В ответ сестра Евангелина могла только скрипеть зубами и убираться восвояси. Ей никогда не удавалось взять верх, как бы она ни старалась. Обладай она чувством юмора, у неё ещё был бы шанс разрядить ситуацию смехом – но я никогда не видела, чтобы сестра Евангелина смеялась сама по себе, что бы ни случалось. Сперва она смотрела на остальных, чтобы убедиться, что это действительно забавно, и лишь затем присоединялась к общему веселью. Сестра Моника Джоан потешалась и над этим:
– Колокольчики звенят, звёздочки весело хохочут. Маленькие ангелочки хлопают крылышками и смеются в небесной гармонии. Сестра Евангелина – маленький херувимчик, и звенящий звук её смеха оглашает изменчивую Вселенную вечной неизменностью. Правда, дорогая?
Бедная сестра Евангелина могла только мрачно отвечать:
– Не понимаю, о чём вы.
– Ах, пока, пока, конечно, не звезда, плод радости, шелуха безысходности…
Сестра Джулианна изо всех сил старалась сохранить мир между двумя сёстрами, но не очень успешно.
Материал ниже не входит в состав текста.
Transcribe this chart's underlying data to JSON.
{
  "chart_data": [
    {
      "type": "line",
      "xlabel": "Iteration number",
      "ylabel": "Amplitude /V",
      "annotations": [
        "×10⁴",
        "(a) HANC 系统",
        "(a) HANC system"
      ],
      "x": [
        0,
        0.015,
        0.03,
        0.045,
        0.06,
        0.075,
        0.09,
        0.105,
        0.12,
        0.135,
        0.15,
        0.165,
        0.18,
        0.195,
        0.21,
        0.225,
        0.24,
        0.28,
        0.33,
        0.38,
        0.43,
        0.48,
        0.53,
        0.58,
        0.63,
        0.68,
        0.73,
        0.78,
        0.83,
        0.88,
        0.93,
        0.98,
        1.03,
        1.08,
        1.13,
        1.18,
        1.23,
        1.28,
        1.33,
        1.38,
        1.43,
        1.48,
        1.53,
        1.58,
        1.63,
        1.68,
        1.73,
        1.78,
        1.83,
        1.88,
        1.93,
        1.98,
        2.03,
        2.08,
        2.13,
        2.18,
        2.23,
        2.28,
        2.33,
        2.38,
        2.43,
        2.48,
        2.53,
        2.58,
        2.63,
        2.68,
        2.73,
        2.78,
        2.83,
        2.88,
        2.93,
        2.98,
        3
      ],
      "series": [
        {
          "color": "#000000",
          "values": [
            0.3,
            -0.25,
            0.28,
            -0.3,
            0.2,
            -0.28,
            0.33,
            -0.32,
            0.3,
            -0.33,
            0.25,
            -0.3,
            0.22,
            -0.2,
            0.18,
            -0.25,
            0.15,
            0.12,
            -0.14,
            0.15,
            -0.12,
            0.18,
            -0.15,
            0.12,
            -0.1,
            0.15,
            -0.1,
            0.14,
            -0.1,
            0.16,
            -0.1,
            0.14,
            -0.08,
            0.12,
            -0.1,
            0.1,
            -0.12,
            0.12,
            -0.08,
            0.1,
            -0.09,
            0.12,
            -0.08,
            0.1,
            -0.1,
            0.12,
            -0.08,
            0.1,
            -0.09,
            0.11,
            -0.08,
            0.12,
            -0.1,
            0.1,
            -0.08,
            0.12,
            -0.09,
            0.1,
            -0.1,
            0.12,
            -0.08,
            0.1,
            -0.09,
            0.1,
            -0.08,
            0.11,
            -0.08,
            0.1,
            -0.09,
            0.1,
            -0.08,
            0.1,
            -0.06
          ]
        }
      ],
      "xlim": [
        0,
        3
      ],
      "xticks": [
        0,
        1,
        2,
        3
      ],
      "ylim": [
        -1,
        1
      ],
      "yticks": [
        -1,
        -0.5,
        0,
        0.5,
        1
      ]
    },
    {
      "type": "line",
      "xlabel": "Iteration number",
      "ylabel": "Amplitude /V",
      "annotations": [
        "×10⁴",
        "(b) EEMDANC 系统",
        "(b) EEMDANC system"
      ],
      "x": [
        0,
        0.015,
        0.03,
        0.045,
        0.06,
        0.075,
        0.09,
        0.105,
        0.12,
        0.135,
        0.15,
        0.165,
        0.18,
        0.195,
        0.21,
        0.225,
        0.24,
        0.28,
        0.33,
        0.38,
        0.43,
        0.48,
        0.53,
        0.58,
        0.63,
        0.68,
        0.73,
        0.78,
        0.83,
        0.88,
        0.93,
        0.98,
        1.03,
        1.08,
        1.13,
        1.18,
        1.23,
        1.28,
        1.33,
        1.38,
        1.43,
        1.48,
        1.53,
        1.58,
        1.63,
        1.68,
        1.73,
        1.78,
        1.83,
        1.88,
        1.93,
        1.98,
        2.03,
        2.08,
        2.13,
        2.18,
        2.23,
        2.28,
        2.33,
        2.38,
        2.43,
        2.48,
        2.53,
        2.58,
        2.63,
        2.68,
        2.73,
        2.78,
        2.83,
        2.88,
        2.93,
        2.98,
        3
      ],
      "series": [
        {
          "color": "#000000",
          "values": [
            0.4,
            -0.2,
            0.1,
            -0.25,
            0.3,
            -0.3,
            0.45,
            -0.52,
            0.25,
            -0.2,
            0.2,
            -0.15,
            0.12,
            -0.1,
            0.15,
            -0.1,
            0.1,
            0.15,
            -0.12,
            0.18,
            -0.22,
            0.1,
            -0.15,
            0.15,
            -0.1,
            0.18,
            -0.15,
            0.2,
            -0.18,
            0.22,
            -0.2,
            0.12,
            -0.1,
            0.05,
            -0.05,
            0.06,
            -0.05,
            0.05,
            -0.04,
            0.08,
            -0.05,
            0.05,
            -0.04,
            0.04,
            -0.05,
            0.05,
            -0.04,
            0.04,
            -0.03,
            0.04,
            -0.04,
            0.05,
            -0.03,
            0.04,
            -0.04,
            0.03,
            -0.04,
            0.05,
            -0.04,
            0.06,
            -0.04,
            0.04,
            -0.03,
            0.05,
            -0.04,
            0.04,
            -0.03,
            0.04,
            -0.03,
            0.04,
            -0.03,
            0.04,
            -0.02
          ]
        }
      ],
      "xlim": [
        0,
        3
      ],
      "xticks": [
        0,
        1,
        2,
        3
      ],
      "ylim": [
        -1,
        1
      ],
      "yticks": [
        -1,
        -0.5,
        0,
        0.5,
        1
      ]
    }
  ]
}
Как можно вынести выговор девяностолетней помешанной? Да и что это даст? Уверена, сестра Джулианна, как и я, не знала, сколько в её поведении было маразма, а сколько умышленных козней; в любом случае, рассудок сестры Моники Джоан вспыхивал и угасал прежде, чем она могла с этим что-то поделать. И страдания сестры Евангелины продолжались.
Монашеские обеты бедности, целомудрия и послушания тяжелы, весьма тяжелы. Но ещё тяжелей день за днём жить под одной крышей со своими сёстрами в Боге.
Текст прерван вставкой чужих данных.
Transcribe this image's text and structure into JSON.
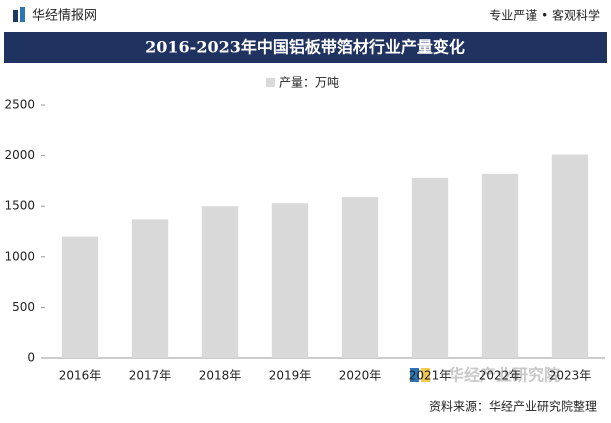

Она, должно быть, специально перехватила меня, когда я вышла из автобуса у туннеля Блэкуолл. Было около половины одиннадцатого вечера, и я возвращалась из недавно открывшегося «Фестиваль-холла». Наверное, я выглядела нарядней остальных, что для неё означало богаче. Подойдя ко мне, она проговорила тихо, с напевным ирландским выговором:
– Не разменяете ли пять фунтов?
Я была поражена. Разменять пять фунтов! Сомневаюсь, что у меня оставалось три шиллинга до конца недели. Это как если бы сегодня кто-нибудь остановил вас на улице с просьбой разменять пятьсот фунтов.
– Нет, у меня нет, – резковато ответила я.
Голова полнилась музыкой, и я мысленно прокручивала концерт снова и снова. Возиться с незнакомцами, задающими глупые вопросы, совсем не хотелось. Но она так отчаянно вздохнула, что я не могла не взглянуть на неё снова.
Она оказалась очень маленькая и худенькая, с идеально овальным лицом, словно сошла с полотна прерафаэлитов. С одинаковым успехом ей могло быть как четырнадцать, так и двадцать лет. Пальто на ней не было, только тонкий, совершенно не годящийся для такого прохладного вечера жакет. Она не носила ни чулок, ни перчаток, руки её дрожали. Она выглядела очень бедной, истощённой девочкой – но, очевидно, имела пять фунтов.
– Почему бы тебе не разменять их в кафе?
Она воровато огляделась:
– Не смею. Кто-нибудь увидит меня и заявит. Тогда меня поколотят или убьют.
Я догадалась, что она, наверное, украла деньги. Краденное не имеет никакой ценности, если не можешь избавиться от него. Не думаю, что у неё возникли бы с этим проблемы, но девушка явно была слишком напугана, чтобы попробовать. Что-то заставило меня спросить:
– Ты голодна?
– Не ела ни сегодня, ни вчера.
Не ела сорок восемь часов с пятью фунтами в кармане. Всё страньше и страньше, как говорила Алиса гусенице.
– Слушай, пойдём в кафе и купим тебе поесть. Я расплачусь твоими пятью фунтами, и все подумают, что они мои. Как тебе такой план?